Wordpress uses a simple MySQL LIKE
search for the Core search feature. You can see that by running a simple test case like this:
$q = new WP_Query(array('s' => 'test'));
var_dump($q->request);
die;
You should see something like (Formatted courtesy of http://sqlformat.org/):
SELECT SQL_CALC_FOUND_ROWS dev_posts.ID
FROM dev_posts
WHERE 1=1
AND (((dev_posts.post_title LIKE '%test%')
OR (dev_posts.post_content LIKE '%test%')))
AND (dev_posts.post_password = '')
AND dev_posts.post_type IN ('post',
'page',
'attachment',
'book')
AND (dev_posts.post_status = 'publish')
ORDER BY dev_posts.post_title LIKE '%test%' DESC, dev_posts.post_date DESC LIMIT 0,10
You could filter the WHERE
clause with the posts_search
filter but MySQL's REGEX
is very limited.
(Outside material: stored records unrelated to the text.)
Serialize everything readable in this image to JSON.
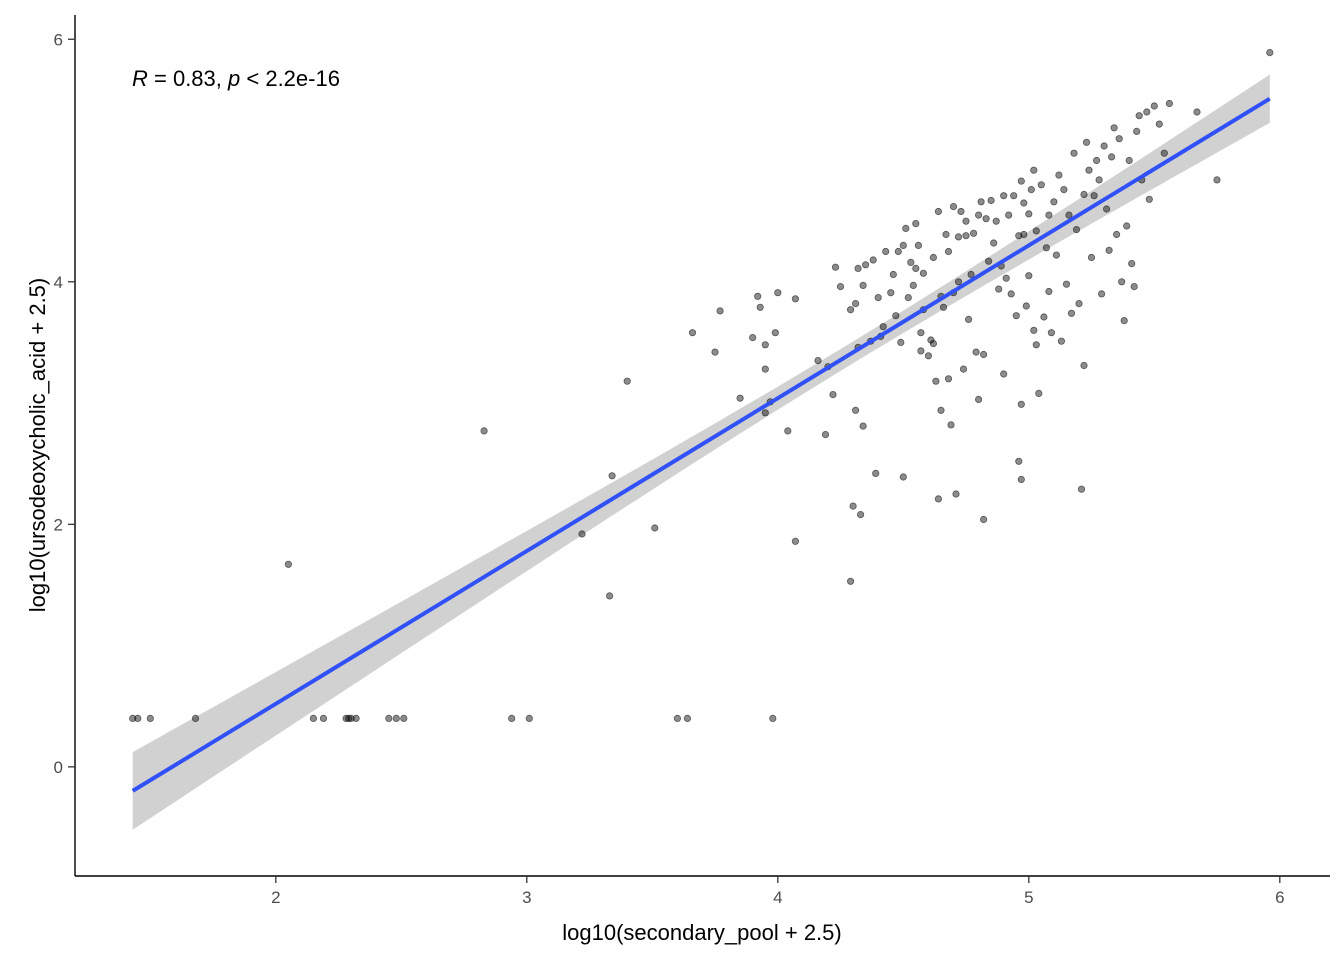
{
  "chart_data": {
    "type": "scatter",
    "title": "",
    "xlabel": "log10(secondary_pool + 2.5)",
    "ylabel": "log10(ursodeoxycholic_acid + 2.5)",
    "xlim": [
      1.2,
      6.2
    ],
    "ylim": [
      -0.9,
      6.2
    ],
    "x_ticks": [
      2,
      3,
      4,
      5,
      6
    ],
    "y_ticks": [
      0,
      2,
      4,
      6
    ],
    "x_tick_labels": [
      "2",
      "3",
      "4",
      "5",
      "6"
    ],
    "y_tick_labels": [
      "0",
      "2",
      "4",
      "6"
    ],
    "grid": false,
    "annotation": {
      "r_symbol": "R",
      "r_text": " = 0.83, ",
      "p_symbol": "p",
      "p_text": " < 2.2e-16"
    },
    "colors": {
      "points": "#000000",
      "fit_line": "#3050f8",
      "ci_band": "#bdbdbd"
    },
    "fit": {
      "x_range": [
        1.43,
        5.96
      ],
      "intercept": -2.0,
      "slope": 1.26,
      "ci_half_width_ends": 0.32,
      "ci_half_width_center": 0.09,
      "ci_center_x": 4.3
    },
    "series": [
      {
        "points": [
          [
            1.43,
            0.4
          ],
          [
            1.45,
            0.4
          ],
          [
            1.5,
            0.4
          ],
          [
            1.68,
            0.4
          ],
          [
            2.15,
            0.4
          ],
          [
            2.19,
            0.4
          ],
          [
            2.28,
            0.4
          ],
          [
            2.29,
            0.4
          ],
          [
            2.3,
            0.4
          ],
          [
            2.32,
            0.4
          ],
          [
            2.45,
            0.4
          ],
          [
            2.48,
            0.4
          ],
          [
            2.51,
            0.4
          ],
          [
            2.94,
            0.4
          ],
          [
            3.01,
            0.4
          ],
          [
            3.6,
            0.4
          ],
          [
            3.64,
            0.4
          ],
          [
            3.98,
            0.4
          ],
          [
            2.05,
            1.67
          ],
          [
            2.83,
            2.77
          ],
          [
            3.22,
            1.92
          ],
          [
            3.33,
            1.41
          ],
          [
            3.34,
            2.4
          ],
          [
            3.4,
            3.18
          ],
          [
            3.51,
            1.97
          ],
          [
            3.66,
            3.58
          ],
          [
            3.75,
            3.42
          ],
          [
            3.77,
            3.76
          ],
          [
            3.85,
            3.04
          ],
          [
            3.9,
            3.54
          ],
          [
            3.92,
            3.88
          ],
          [
            3.93,
            3.79
          ],
          [
            3.95,
            2.92
          ],
          [
            3.95,
            3.28
          ],
          [
            3.95,
            3.48
          ],
          [
            3.97,
            3.01
          ],
          [
            3.99,
            3.58
          ],
          [
            4.0,
            3.91
          ],
          [
            4.04,
            2.77
          ],
          [
            4.07,
            1.86
          ],
          [
            4.07,
            3.86
          ],
          [
            4.16,
            3.35
          ],
          [
            4.19,
            2.74
          ],
          [
            4.2,
            3.3
          ],
          [
            4.22,
            3.07
          ],
          [
            4.23,
            4.12
          ],
          [
            4.25,
            3.96
          ],
          [
            4.29,
            1.53
          ],
          [
            4.29,
            3.77
          ],
          [
            4.3,
            2.15
          ],
          [
            4.31,
            2.94
          ],
          [
            4.31,
            3.82
          ],
          [
            4.32,
            3.46
          ],
          [
            4.32,
            4.11
          ],
          [
            4.33,
            2.08
          ],
          [
            4.34,
            2.81
          ],
          [
            4.34,
            3.97
          ],
          [
            4.35,
            4.14
          ],
          [
            4.37,
            3.51
          ],
          [
            4.38,
            4.18
          ],
          [
            4.39,
            2.42
          ],
          [
            4.4,
            3.87
          ],
          [
            4.41,
            3.55
          ],
          [
            4.42,
            3.63
          ],
          [
            4.43,
            4.25
          ],
          [
            4.45,
            3.91
          ],
          [
            4.46,
            4.06
          ],
          [
            4.47,
            3.72
          ],
          [
            4.48,
            4.25
          ],
          [
            4.49,
            3.5
          ],
          [
            4.5,
            2.39
          ],
          [
            4.5,
            4.3
          ],
          [
            4.51,
            4.44
          ],
          [
            4.52,
            3.87
          ],
          [
            4.53,
            4.16
          ],
          [
            4.54,
            3.97
          ],
          [
            4.55,
            4.11
          ],
          [
            4.55,
            4.48
          ],
          [
            4.56,
            4.3
          ],
          [
            4.57,
            3.43
          ],
          [
            4.57,
            3.58
          ],
          [
            4.58,
            3.77
          ],
          [
            4.58,
            4.07
          ],
          [
            4.6,
            3.39
          ],
          [
            4.61,
            3.52
          ],
          [
            4.62,
            3.49
          ],
          [
            4.62,
            4.2
          ],
          [
            4.63,
            3.18
          ],
          [
            4.64,
            2.21
          ],
          [
            4.64,
            4.58
          ],
          [
            4.65,
            2.94
          ],
          [
            4.65,
            3.88
          ],
          [
            4.66,
            3.79
          ],
          [
            4.67,
            4.39
          ],
          [
            4.68,
            3.2
          ],
          [
            4.68,
            4.25
          ],
          [
            4.69,
            2.82
          ],
          [
            4.7,
            3.91
          ],
          [
            4.7,
            4.62
          ],
          [
            4.71,
            2.25
          ],
          [
            4.72,
            4.0
          ],
          [
            4.72,
            4.37
          ],
          [
            4.73,
            4.58
          ],
          [
            4.74,
            3.28
          ],
          [
            4.75,
            4.38
          ],
          [
            4.75,
            4.5
          ],
          [
            4.76,
            3.69
          ],
          [
            4.77,
            4.06
          ],
          [
            4.78,
            4.4
          ],
          [
            4.79,
            3.42
          ],
          [
            4.8,
            3.03
          ],
          [
            4.8,
            4.55
          ],
          [
            4.81,
            4.66
          ],
          [
            4.82,
            2.04
          ],
          [
            4.82,
            3.4
          ],
          [
            4.83,
            4.52
          ],
          [
            4.84,
            4.17
          ],
          [
            4.85,
            4.67
          ],
          [
            4.86,
            4.32
          ],
          [
            4.87,
            4.5
          ],
          [
            4.88,
            3.94
          ],
          [
            4.89,
            4.13
          ],
          [
            4.9,
            4.71
          ],
          [
            4.9,
            3.24
          ],
          [
            4.91,
            4.03
          ],
          [
            4.92,
            4.55
          ],
          [
            4.93,
            3.9
          ],
          [
            4.94,
            4.71
          ],
          [
            4.95,
            3.72
          ],
          [
            4.96,
            4.38
          ],
          [
            4.96,
            2.52
          ],
          [
            4.97,
            4.83
          ],
          [
            4.97,
            2.37
          ],
          [
            4.97,
            2.99
          ],
          [
            4.98,
            4.39
          ],
          [
            4.98,
            4.65
          ],
          [
            4.99,
            3.8
          ],
          [
            5.0,
            4.05
          ],
          [
            5.0,
            4.56
          ],
          [
            5.01,
            4.76
          ],
          [
            5.02,
            3.6
          ],
          [
            5.02,
            4.92
          ],
          [
            5.03,
            3.48
          ],
          [
            5.03,
            4.42
          ],
          [
            5.04,
            3.08
          ],
          [
            5.05,
            4.8
          ],
          [
            5.06,
            3.71
          ],
          [
            5.07,
            4.28
          ],
          [
            5.08,
            4.55
          ],
          [
            5.08,
            3.92
          ],
          [
            5.09,
            3.58
          ],
          [
            5.1,
            4.66
          ],
          [
            5.11,
            4.22
          ],
          [
            5.12,
            4.88
          ],
          [
            5.13,
            3.51
          ],
          [
            5.14,
            4.76
          ],
          [
            5.15,
            3.98
          ],
          [
            5.16,
            4.55
          ],
          [
            5.17,
            3.74
          ],
          [
            5.18,
            5.06
          ],
          [
            5.19,
            4.43
          ],
          [
            5.2,
            3.82
          ],
          [
            5.21,
            2.29
          ],
          [
            5.22,
            4.72
          ],
          [
            5.22,
            3.31
          ],
          [
            5.23,
            5.15
          ],
          [
            5.24,
            4.92
          ],
          [
            5.25,
            4.2
          ],
          [
            5.26,
            4.71
          ],
          [
            5.27,
            5.0
          ],
          [
            5.28,
            4.84
          ],
          [
            5.29,
            3.9
          ],
          [
            5.3,
            5.12
          ],
          [
            5.31,
            4.6
          ],
          [
            5.32,
            4.26
          ],
          [
            5.33,
            5.03
          ],
          [
            5.34,
            5.27
          ],
          [
            5.35,
            4.39
          ],
          [
            5.36,
            5.18
          ],
          [
            5.37,
            4.0
          ],
          [
            5.38,
            3.68
          ],
          [
            5.39,
            4.46
          ],
          [
            5.4,
            5.0
          ],
          [
            5.41,
            4.15
          ],
          [
            5.42,
            3.96
          ],
          [
            5.43,
            5.24
          ],
          [
            5.44,
            5.37
          ],
          [
            5.45,
            4.84
          ],
          [
            5.47,
            5.4
          ],
          [
            5.48,
            4.68
          ],
          [
            5.5,
            5.45
          ],
          [
            5.52,
            5.3
          ],
          [
            5.54,
            5.06
          ],
          [
            5.56,
            5.47
          ],
          [
            5.67,
            5.4
          ],
          [
            5.75,
            4.84
          ],
          [
            5.96,
            5.89
          ]
        ]
      }
    ]
  }
}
I doubt you will be able to get it to ignore markup.
If I were facing this problem, I would parse the post on save-- save_post
or draft_to_publish
for example-- and store a keyword list to the database, then use the posts_search
filter, and/or other filters, to alter the search so that it searches the keyword list. Implementation can be more or less complicated depending on how you do it, but I think that is about the only way you are going to get the results you want without having to depend on MySQL extensions or external search engines like Sphinx.